Unfortunately,that won`t work. I have one of those. It worked well on the origional rusty, beat up, dented fender. This is a replacement fender, and the hole is  further back. Keep lookin` for me.


----------



## Jeff54 (Mar 13, 2018)

Cliff Judkins said:


> Unfortunately,that won`t work. I have one of those. It worked well on the origional rusty, beat up, dented fender. This is a replacement fender, and the hole is  further back. Keep lookin` for me.



Whelp, in that case got no clue wat's-cha-gots-dar.  "Replacement fender" by who, what, when, where, how?  The 1955 Phantom without locking fork  I gots too. You're looking at it in my little profile photo, that uses the center mount hanging bracket. I've also got the other, with lock, that uses the first bracketed clip. As somebody said earlier, that; you need the type for without fork lock, I doubt would solve this. It's not the lock positioning but the crown, old and new type. #2800 (old style)  and #2802 (new style)

There's only 2 kinds that I know of.    Yet, it seems that, it's not a bracket to solve your problem, it's the fork. You've probably got a repop fender 1995. That's made for Schwinn's earlier springer fork crown, #2800 (old style) pre-1954 (see below illustrations) . Your mounting hole is 'aft;' because, pre 54 fork crown pivot bolt is also set back whereas, post 54 #2802 (new style) the pivot bolt is centered below the crown.

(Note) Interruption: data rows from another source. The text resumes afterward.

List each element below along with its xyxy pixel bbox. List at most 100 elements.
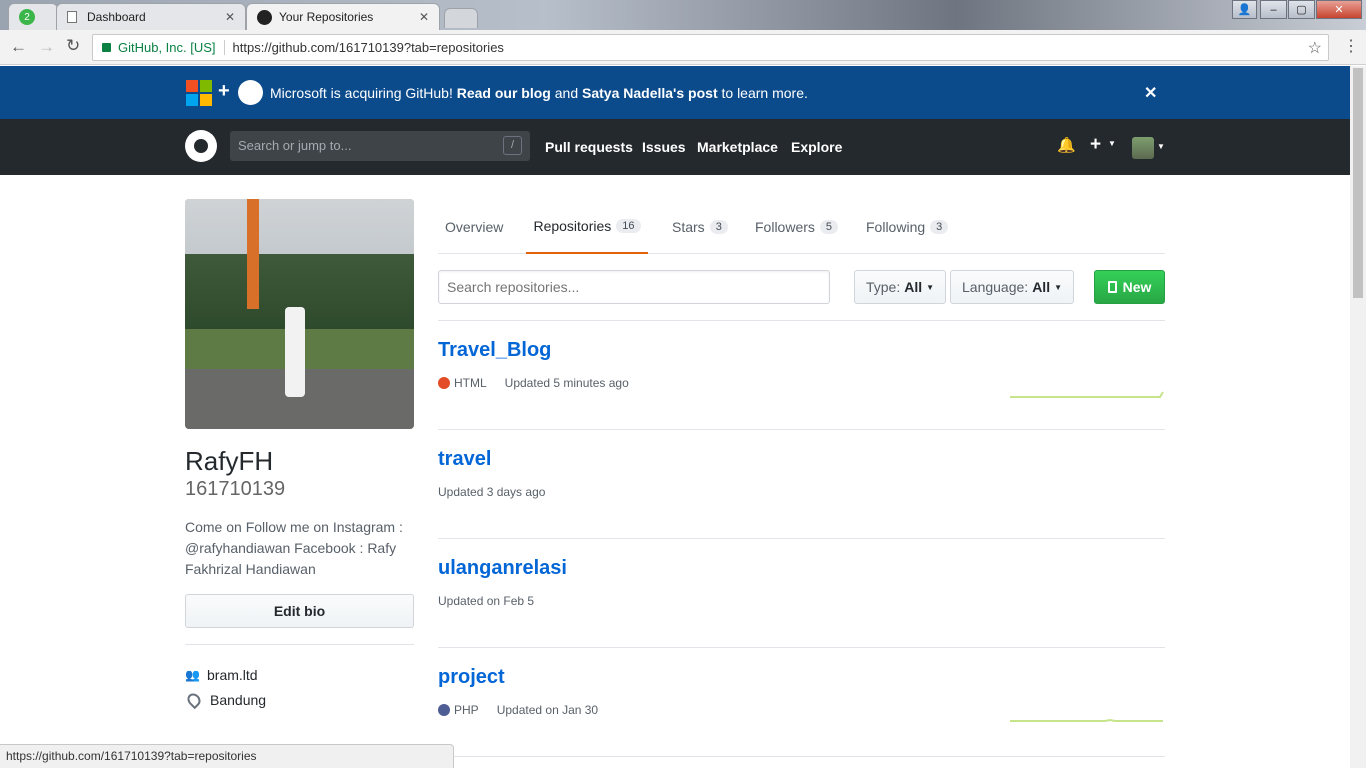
nav-pull-requests[interactable]: Pull requests (545, 139, 633, 155)
people-icon: 👥 (185, 668, 200, 682)
tab-followers[interactable]: Followers 5 (755, 199, 839, 254)
scrollbar-thumb[interactable] (1353, 68, 1363, 298)
minimize-button[interactable]: – (1260, 0, 1287, 19)
tab-label: Following (866, 218, 926, 235)
profile-organization: 👥 bram.ltd (185, 667, 258, 683)
browser-tab-repositories[interactable]: Your Repositories ✕ (246, 3, 440, 30)
repo-list-item: travel Updated 3 days ago (438, 430, 1165, 539)
tab-label: Overview (445, 218, 504, 235)
user-profile-icon[interactable]: 👤 (1232, 0, 1257, 19)
repo-name-link[interactable]: project (438, 666, 505, 689)
maximize-button[interactable]: ▢ (1288, 0, 1315, 19)
tab-label: Followers (755, 218, 815, 235)
browser-tab-dashboard[interactable]: Dashboard ✕ (56, 3, 246, 30)
github-favicon-icon (257, 9, 272, 25)
edit-bio-button[interactable]: Edit bio (185, 594, 414, 628)
bio-line: Come on Follow me on Instagram : (185, 519, 403, 535)
nadella-post-link[interactable]: Satya Nadella's post (582, 85, 718, 101)
address-bar[interactable]: GitHub, Inc. [US] https://github.com/161… (92, 34, 1329, 61)
divider (185, 644, 414, 645)
tab-repositories[interactable]: Repositories 16 (526, 199, 648, 254)
repo-name-link[interactable]: travel (438, 448, 491, 471)
repo-updated: Updated on Feb 5 (438, 594, 535, 608)
close-tab-icon[interactable]: ✕ (225, 10, 235, 24)
tab-label: Your Repositories (279, 10, 374, 24)
url-text: https://github.com/161710139?tab=reposit… (232, 40, 504, 55)
blog-link[interactable]: Read our blog (457, 85, 551, 101)
repo-updated: Updated 3 days ago (438, 485, 546, 499)
activity-sparkline (1010, 718, 1163, 722)
repo-book-icon (1107, 281, 1117, 293)
github-header: Search or jump to... / Pull requests Iss… (0, 119, 1350, 175)
lock-icon (102, 43, 111, 52)
repo-name-link[interactable]: ulanganrelasi (438, 557, 567, 580)
chrome-menu-icon[interactable]: ⋮ (1343, 36, 1359, 56)
site-identity: GitHub, Inc. [US] (118, 40, 216, 55)
nav-marketplace[interactable]: Marketplace (697, 139, 778, 155)
tab-label: Dashboard (87, 10, 146, 24)
language-filter-dropdown[interactable]: Language: All ▼ (950, 270, 1074, 304)
nav-issues[interactable]: Issues (642, 139, 686, 155)
following-count-badge: 3 (930, 219, 949, 234)
filter-label: Type: (865, 279, 901, 295)
profile-location: Bandung (184, 690, 267, 710)
repo-name-link[interactable]: Travel_Blog (438, 339, 551, 362)
close-banner-icon[interactable]: ✕ (1144, 83, 1157, 103)
language-color-dot (438, 704, 450, 716)
caret-down-icon: ▼ (1054, 282, 1062, 292)
acquisition-banner: + Microsoft is acquiring GitHub! Read ou… (0, 66, 1350, 119)
create-new-plus-icon[interactable]: + (1090, 134, 1101, 156)
language-color-dot (438, 377, 450, 389)
close-window-button[interactable]: ✕ (1316, 0, 1362, 19)
banner-text: to learn more. (721, 85, 808, 101)
activity-sparkline (1010, 391, 1164, 398)
github-logo-icon[interactable] (185, 130, 217, 162)
profile-username: 161710139 (185, 478, 286, 500)
type-filter-dropdown[interactable]: Type: All ▼ (854, 270, 946, 304)
banner-message: Microsoft is acquiring GitHub! Read our … (270, 85, 808, 101)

Personally, I've never tried swapping the fenders nor given it much thought. I'm missing the front fender on my 55 and have considered buying a repop. I've never heard of anybody running into this problem too. However, if there is a 3rd type of clip, an adaptable cross that hangs off the pivot bolt post 1954 to 2002 I donno. Possibly, I imagine it's going to be just like the center hanging U bracket and have an extension on 1 side to reach the mounting hole of the fender. If you were to bolt a flat bracket onto the  U bracket, it'll prob scratch the top of fender and rust, Perhaps you'll need to braze an extension on it. Or, as it's just a flat metal bracket with  3 holes, 2 larger for pivot bolt 1 small for fender screw then bent into the U shape. you could have a sheet metal shop make it. Rather than just a straight sheet metal with the holes, it would be a T shape, 2 holes for pivot bolt in the same place and the fender screw on the leg of the T. The same bent angles the U bracket has, and the leg of the T would be the length you need to mount the pre-1954 fender size.

Did Schwinn make that post 54, or even 1995 or later? I donno, but it would shape the "Thingy" as you call it. Or for lack of better description;  Extended U bracket  for Pre-1954 and 1995 phantom repop fender: adapted fender clip for  post 1954 (type II or 'New style'  see below), Springer  . .
*Maybe I ought to patent it!*
Then, with an exclusive design patent, I can pawn it off to the needy for $59 bucks a pop, sue copy-cats for their life's savings, and get rich.  [grin]

Or,  back in the 50's Schwinn prob, short of selling you a new fender,  just drilled another hole to fit it.



*Old style, pre 1954 and 1995 repop:*






*New Style post 1954:*


----------



## Cliff Judkins (Mar 13, 2018)

Jeff54 said:


> Whelp, in that case got no clue wat's-cha-gots-dar.  "Replacement fender" by who, what, when, where, how?  The 1955 Phantom without locking fork  I gots too. You're looking at it in my little profile photo, that uses the center mount hanging bracket. I've also got the other, with lock, that uses the first bracketed clip. As somebody said earlier, that; you need the type for without fork lock, I doubt would solve this. It's not the lock positioning but the crown, old and new type. #2800 (old style)  and #2802 (new style)
> 
> There's only 2 kinds that I know of.    Yet, it seems that, it's not a bracket to solve your problem, it's the fork. You've probably got a repop fender 1995. That's made for Schwinn's earlier springer fork crown, #2800 (old style) pre-1954 (see below illustrations) . Your mounting hole is 'aft;' because, pre 54 fork crown pivot bolt is also set back whereas, post 54 #2802 (new style) the pivot bolt is centered below the crown.
> 
> ...



I thought of your last suggestion first thing, Before I asked for help from you experts, drill a new hole and use the existing part. Maybe place a fender washer between the fender and thhe nut for additional support. Maybe I will, then I might decide to take a nap instead.


----------



## Trout (Mar 13, 2018)

No help on the bracket, but there are repop Schwinn fender rivets that are actually bolts, not rivets. Easy way to fill a unused hole on a fender. Tried to post a link but it didn't work.


----------



## Jeff54 (Mar 14, 2018)

Cliff Judkins said:


> I thought of your last suggestion first thing, Before I asked for help from you experts, drill a new hole and use the existing part. Maybe place a fender washer between the fender and thhe nut for additional support. Maybe I will, then I might decide to take a nap instead.



Wouldn't say I'm an 'expert'  just attempt to help peps  from time to time. Heck, maybe Schwinn made an extended clip, as said;  ain't seen one, I donno. Yet with a few tools, not too difficult, especially if you've got the usual part,  for pattern and sizes, to make.


----------



## Cliff Judkins (Mar 14, 2018)

Trout posted a picture (It`s not showing up here) of some fender bolts with nuts and washers. They look exactly like the one I found at a hardware store, except mine has a hex indention in the middle and is chrome plated. I am still lookin`.


----------